Giro italiano – COSTA AMALFITANA

Tínhamos um dia, um só dia para percorrer a Costa Amalfitana… obrigatório era por isso aproveitar bem todos os minutos!

Pernoitamos em Sorrento, seu limite mais a leste, e que já nos encantou com as suas pitorescas rochas sobre o mar e um centro histórico cheio de vida.

Passeamos pelas vielas, compramos um limoncello e acabamos a admirar o pôr do sol do terraço da Villa Comunale.

Daqui partimos bem cedo para percorrer a estrada de 40 quilómetros até Vietri sul Mare e que dizem ser uma das experiências de condução mais dramáticas e românticas da Europa. Confirmamos tudo !!!

Dramática porque sendo estreita e cheia de curvas todo o cuidado é pouco… mas absolutamente romântica e repleta de oportunidades para tirar fotografias: desde olivais a limoeiros, passando por aldeias coloridas entre montanhas, até ao ofuscante Mar Tirreno.

Ao chegar a Positano o primeiro impacto dá-nos a sensação que entramos numa palette de cores: do verde dos Montes Lattari que a envolvem até o branco, rosa e amarelo das suas casas mediterrâneas, ao cinza prata das praias com pedrinhas e, finalmente, ao azul cristalino do mar…

Tudo em Positano é pura sedução. É a cidade cartão-postal da Costa Amalfitana e percebe- se bem porquê!

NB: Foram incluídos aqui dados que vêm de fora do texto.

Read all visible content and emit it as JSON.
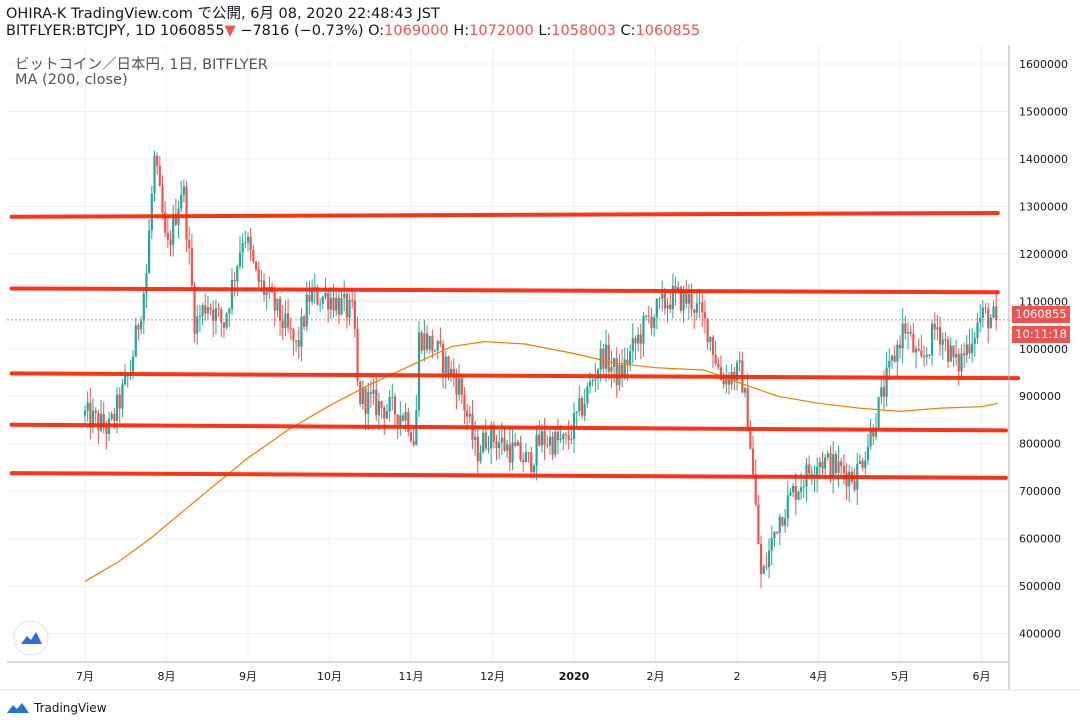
{
  "header": {
    "line1": "OHIRA-K TradingView.com で公開, 6月 08, 2020 22:48:43 JST",
    "symbol": "BITFLYER:BTCJPY, 1D 1060855",
    "change_arrow": "▼",
    "change": "−7816 (−0.73%)",
    "o_label": "O:",
    "o_value": "1069000",
    "h_label": "H:",
    "h_value": "1072000",
    "l_label": "L:",
    "l_value": "1058003",
    "c_label": "C:",
    "c_value": "1060855"
  },
  "legend": {
    "title": "ビットコイン／日本円, 1日, BITFLYER",
    "indicator": "MA (200, close)"
  },
  "badges": {
    "price": "1060855",
    "countdown": "10:11:18"
  },
  "footer": {
    "brand": "TradingView"
  },
  "colors": {
    "up": "#26a69a",
    "down": "#ef5350",
    "ma": "#f57c00",
    "hline": "#ff2200",
    "grid": "#eef0f3",
    "axis_text": "#131722"
  },
  "chart_data": {
    "type": "candlestick",
    "ylim": [
      340000,
      1640000
    ],
    "y_ticks": [
      400000,
      500000,
      600000,
      700000,
      800000,
      900000,
      1000000,
      1100000,
      1200000,
      1300000,
      1400000,
      1500000,
      1600000
    ],
    "x_labels": [
      "7月",
      "8月",
      "9月",
      "10月",
      "11月",
      "12月",
      "2020",
      "2月",
      "2",
      "4月",
      "5月",
      "6月"
    ],
    "last_price": 1060855,
    "close_path": [
      {
        "m": 0.0,
        "v": 860000
      },
      {
        "m": 0.3,
        "v": 830000
      },
      {
        "m": 0.55,
        "v": 950000
      },
      {
        "m": 0.75,
        "v": 1150000
      },
      {
        "m": 0.85,
        "v": 1400000
      },
      {
        "m": 0.95,
        "v": 1280000
      },
      {
        "m": 1.0,
        "v": 1200000
      },
      {
        "m": 1.2,
        "v": 1350000
      },
      {
        "m": 1.35,
        "v": 1050000
      },
      {
        "m": 1.5,
        "v": 1100000
      },
      {
        "m": 1.7,
        "v": 1050000
      },
      {
        "m": 1.95,
        "v": 1250000
      },
      {
        "m": 2.1,
        "v": 1150000
      },
      {
        "m": 2.35,
        "v": 1080000
      },
      {
        "m": 2.6,
        "v": 1000000
      },
      {
        "m": 2.75,
        "v": 1110000
      },
      {
        "m": 3.0,
        "v": 1110000
      },
      {
        "m": 3.3,
        "v": 1070000
      },
      {
        "m": 3.35,
        "v": 900000
      },
      {
        "m": 3.6,
        "v": 880000
      },
      {
        "m": 3.95,
        "v": 860000
      },
      {
        "m": 4.05,
        "v": 800000
      },
      {
        "m": 4.1,
        "v": 1030000
      },
      {
        "m": 4.3,
        "v": 1000000
      },
      {
        "m": 4.6,
        "v": 920000
      },
      {
        "m": 4.8,
        "v": 780000
      },
      {
        "m": 4.95,
        "v": 820000
      },
      {
        "m": 5.2,
        "v": 790000
      },
      {
        "m": 5.45,
        "v": 760000
      },
      {
        "m": 5.6,
        "v": 810000
      },
      {
        "m": 5.9,
        "v": 800000
      },
      {
        "m": 6.1,
        "v": 880000
      },
      {
        "m": 6.35,
        "v": 990000
      },
      {
        "m": 6.55,
        "v": 940000
      },
      {
        "m": 6.9,
        "v": 1060000
      },
      {
        "m": 7.2,
        "v": 1110000
      },
      {
        "m": 7.45,
        "v": 1100000
      },
      {
        "m": 7.65,
        "v": 1040000
      },
      {
        "m": 7.8,
        "v": 940000
      },
      {
        "m": 8.05,
        "v": 950000
      },
      {
        "m": 8.15,
        "v": 830000
      },
      {
        "m": 8.3,
        "v": 510000
      },
      {
        "m": 8.5,
        "v": 640000
      },
      {
        "m": 8.7,
        "v": 700000
      },
      {
        "m": 9.0,
        "v": 770000
      },
      {
        "m": 9.2,
        "v": 750000
      },
      {
        "m": 9.45,
        "v": 730000
      },
      {
        "m": 9.6,
        "v": 800000
      },
      {
        "m": 9.85,
        "v": 940000
      },
      {
        "m": 10.05,
        "v": 1050000
      },
      {
        "m": 10.25,
        "v": 960000
      },
      {
        "m": 10.45,
        "v": 1050000
      },
      {
        "m": 10.7,
        "v": 960000
      },
      {
        "m": 11.0,
        "v": 1070000
      },
      {
        "m": 11.2,
        "v": 1060855
      }
    ],
    "ma_path": [
      {
        "m": 0.0,
        "v": 510000
      },
      {
        "m": 0.4,
        "v": 550000
      },
      {
        "m": 0.8,
        "v": 600000
      },
      {
        "m": 1.5,
        "v": 700000
      },
      {
        "m": 2.0,
        "v": 770000
      },
      {
        "m": 2.5,
        "v": 830000
      },
      {
        "m": 3.0,
        "v": 880000
      },
      {
        "m": 3.5,
        "v": 925000
      },
      {
        "m": 4.0,
        "v": 965000
      },
      {
        "m": 4.5,
        "v": 1005000
      },
      {
        "m": 4.9,
        "v": 1015000
      },
      {
        "m": 5.4,
        "v": 1010000
      },
      {
        "m": 6.0,
        "v": 990000
      },
      {
        "m": 6.5,
        "v": 970000
      },
      {
        "m": 7.0,
        "v": 960000
      },
      {
        "m": 7.6,
        "v": 955000
      },
      {
        "m": 8.0,
        "v": 930000
      },
      {
        "m": 8.5,
        "v": 900000
      },
      {
        "m": 9.0,
        "v": 885000
      },
      {
        "m": 9.5,
        "v": 875000
      },
      {
        "m": 10.0,
        "v": 868000
      },
      {
        "m": 10.5,
        "v": 875000
      },
      {
        "m": 11.0,
        "v": 878000
      },
      {
        "m": 11.2,
        "v": 885000
      }
    ],
    "horizontal_lines": [
      {
        "m0": -0.9,
        "v0": 1278000,
        "m1": 11.2,
        "v1": 1286000
      },
      {
        "m0": -0.9,
        "v0": 1127000,
        "m1": 11.2,
        "v1": 1119000
      },
      {
        "m0": -0.9,
        "v0": 948000,
        "m1": 11.45,
        "v1": 938000
      },
      {
        "m0": -0.9,
        "v0": 840000,
        "m1": 11.3,
        "v1": 828000
      },
      {
        "m0": -0.9,
        "v0": 738000,
        "m1": 11.3,
        "v1": 728000
      }
    ]
  }
}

Nos arredores de Positano, as três ilhotas de Li Galli foram apelidadas de “Le Sirenuse” graças às lendas que a indicavam como o refúgio das sereias feiticeiras.

Seguimos viagem em busca duma pequena vila que parece passar despercebida perto de suas badaladas vizinhas e onde fica uma das praias mais fotogênicas desta costa: o Fiordo di Furore. Este lugar, conhecido em Itália como a terra do nunca, com casas espalhadas no alto da rocha traz-nos a a visão inesquecível do fiorde que corta o rochedo em pedaços e deixa passar o mar…À hora que passamos encontrava-se na sombra, que lhe retirou um pouco o fulgor mas mesmo assim conseguimos apreciar, a sua minúscula praia debaixo da ponte e junto ás paredes de rocha, alguns “monazzeni”, antigas casas dos pescadores, foram restauradas.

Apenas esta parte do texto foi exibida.